CONTES DE LA VIE QUOTIDIENNE | FERMER |
Dans Blow-up, Michelangelo Antonioni met en scène un photographe, seul, en quête de vérité. Par agrandissements successifs d’une même photo, il cherche avec acharnement le détail qui doit prouver que crime a été commis. Mais plus il agrandit, plus il rentre dans l’image, plus il approche le détail révélateur et plus celui-ci s’estompe dans le grain du papier et plus la réalité se dissout dans le monde imaginaire du photographe.
Dans ce livre, la démarche de l’agence Interfoto est exactement inverse. Les photos publiées ici sont extraites d’un stock de plusieurs dizaines de milliers de négatifs qu’Interfoto a accumulé tout au long de ses années d’activité : elles existaient avant même que l’idée de ce livre ne naisse. La très grande majorité d’entre elles sont reproduites sans avoir subi de recadrage, conformément à la prise de vue 24/36, comme en témoigne le filet noir qui les entoure, limite de la partie de pellicule exposée à la lumière.

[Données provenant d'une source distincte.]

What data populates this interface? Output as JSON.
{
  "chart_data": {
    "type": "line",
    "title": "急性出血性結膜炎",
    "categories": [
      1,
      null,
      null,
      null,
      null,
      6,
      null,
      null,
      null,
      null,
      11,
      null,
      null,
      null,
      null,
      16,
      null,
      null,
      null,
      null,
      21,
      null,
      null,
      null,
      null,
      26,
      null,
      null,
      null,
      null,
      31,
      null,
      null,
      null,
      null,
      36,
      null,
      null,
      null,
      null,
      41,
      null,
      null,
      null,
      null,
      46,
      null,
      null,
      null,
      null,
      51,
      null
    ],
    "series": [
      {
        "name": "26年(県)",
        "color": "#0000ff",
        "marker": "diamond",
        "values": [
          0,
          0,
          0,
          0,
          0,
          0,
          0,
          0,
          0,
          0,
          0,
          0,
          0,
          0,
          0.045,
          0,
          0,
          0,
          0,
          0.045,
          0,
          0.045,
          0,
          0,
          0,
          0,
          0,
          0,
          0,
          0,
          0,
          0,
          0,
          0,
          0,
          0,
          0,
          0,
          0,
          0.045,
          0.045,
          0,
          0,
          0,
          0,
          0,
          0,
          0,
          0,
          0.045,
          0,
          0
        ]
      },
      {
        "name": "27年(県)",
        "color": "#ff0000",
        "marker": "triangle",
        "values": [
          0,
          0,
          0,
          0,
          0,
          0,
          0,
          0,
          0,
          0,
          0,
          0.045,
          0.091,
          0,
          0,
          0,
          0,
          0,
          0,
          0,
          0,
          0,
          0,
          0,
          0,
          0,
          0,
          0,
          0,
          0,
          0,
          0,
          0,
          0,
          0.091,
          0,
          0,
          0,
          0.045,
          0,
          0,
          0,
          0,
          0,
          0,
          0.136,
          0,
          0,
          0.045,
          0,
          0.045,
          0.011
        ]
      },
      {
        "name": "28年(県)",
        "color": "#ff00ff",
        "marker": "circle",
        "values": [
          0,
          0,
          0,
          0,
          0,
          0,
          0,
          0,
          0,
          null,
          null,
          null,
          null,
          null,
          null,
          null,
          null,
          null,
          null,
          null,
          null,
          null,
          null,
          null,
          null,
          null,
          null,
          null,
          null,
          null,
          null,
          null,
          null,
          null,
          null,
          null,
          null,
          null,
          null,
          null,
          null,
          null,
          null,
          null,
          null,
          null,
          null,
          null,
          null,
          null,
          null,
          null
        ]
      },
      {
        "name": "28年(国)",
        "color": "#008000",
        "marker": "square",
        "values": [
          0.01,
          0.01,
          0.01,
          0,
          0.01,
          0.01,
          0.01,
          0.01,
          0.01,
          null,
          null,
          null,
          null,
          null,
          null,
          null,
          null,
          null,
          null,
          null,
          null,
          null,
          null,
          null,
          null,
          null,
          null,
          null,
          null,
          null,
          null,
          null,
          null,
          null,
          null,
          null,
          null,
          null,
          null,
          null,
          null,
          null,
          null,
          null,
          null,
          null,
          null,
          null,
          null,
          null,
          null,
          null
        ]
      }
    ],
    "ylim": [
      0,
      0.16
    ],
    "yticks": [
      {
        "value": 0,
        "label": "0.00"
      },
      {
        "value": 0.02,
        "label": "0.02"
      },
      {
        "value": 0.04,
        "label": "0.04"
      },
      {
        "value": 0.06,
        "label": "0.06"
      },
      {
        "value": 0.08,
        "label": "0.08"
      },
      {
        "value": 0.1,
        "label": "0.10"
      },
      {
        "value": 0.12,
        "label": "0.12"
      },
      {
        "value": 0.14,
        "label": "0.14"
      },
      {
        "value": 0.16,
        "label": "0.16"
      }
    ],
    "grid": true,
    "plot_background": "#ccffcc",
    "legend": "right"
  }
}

Par un travail de création collectif, chaque image a été mise en relation avec d’autres pour former des séries, des « contes ». Les photos restent anonymes, car leur valeur intrinsèque est dépassée par celle qu’elles acquièrent dans leur relation aux autres. Et c’est précisément à travers ce procédé de narration collectif, sorte de cinéma immobile, que différentes facettes de la réalité apparaissent. Réalité crue de notre monde urbain de tous les jours : monde néfaste à l’homme et à son environnement, mais aussi monde de refus, de lutte et, pourquoi pas, de sourire. L’illusion du bien-être généralisé en Suisse s’effrite sous le regard critique d’Interfoto.
Mais ces « contes » ne sont qu’un des regards possibles sur notre vie quotidienne et chacun d’entre nous, lecteur, peut en construire d’autres en assemblant autrement, dans sa tête, les 80 images de ce livre.